Gotham Knight's performance woes on consoles continue to cause controversy, with many worried that it's the first title to signal a resurgence in 30fps gaming for the latest console hardware. The PC version - with its adjustable settings, hardware monitoring and the ability to switch out hardware - allows us to pick apart the issues, separate them, and get a better idea of what what makes this game tick. In doing so, we should be able to answer why frame-rates are capped at 30fps on consoles. The bottom line is that this game has severe CPU utilisation problems that almost certainly affect the PS5 and Xbox Series builds too, while the PC version has additional issues exclusive to that platform.

We tested the title on two different PCs - the first is our usual mid-spec gaming rig, based on the ever-popular Ryzen 5 3600 paired with an Nvidia GeForce RTX 2060 Super and 3200MT/s low latency DDR4, the other featuring best-in-class components - a Core i9 12900K paired with fast 6000MT/s DDR5 and an RTX 4090. The Ryzen is especially interesting as there are similarities in CPU architecture with the CPU clusters found within PlayStation 5 and Xbox Series consoles. In all reasonable scenarios, we seem to be CPU-limited on both systems when frame-rate is unlocked, severely limiting scalability and bringing the ceiling crashing down on overall performance.

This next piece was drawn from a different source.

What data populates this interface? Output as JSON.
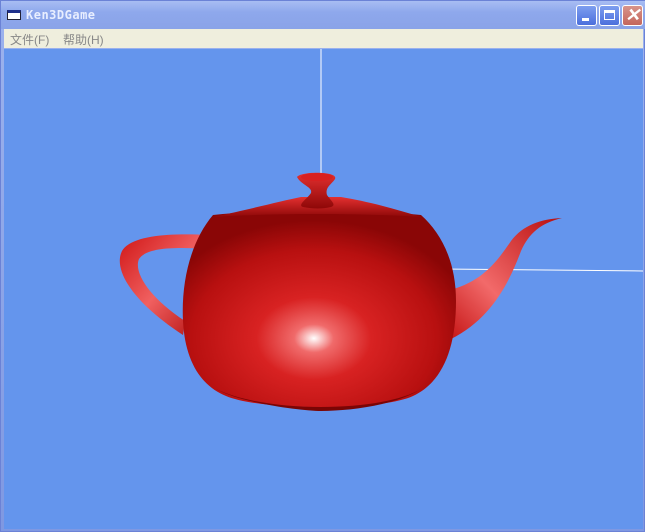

Gotham Knights' profound CPU limitation is easy to illustrate as with the Ryzen in place, the difference between the lowest setting and the highest is a mere 10 percent of performance. Even swapping out the RTX 2060 Super for an RTX 3080 barely shifts the needle in terms of frame-rate - proof positive that the GPU is not a problem. Much of the 10 percent variance seems to be down to just two settings: view distance and environmental detail.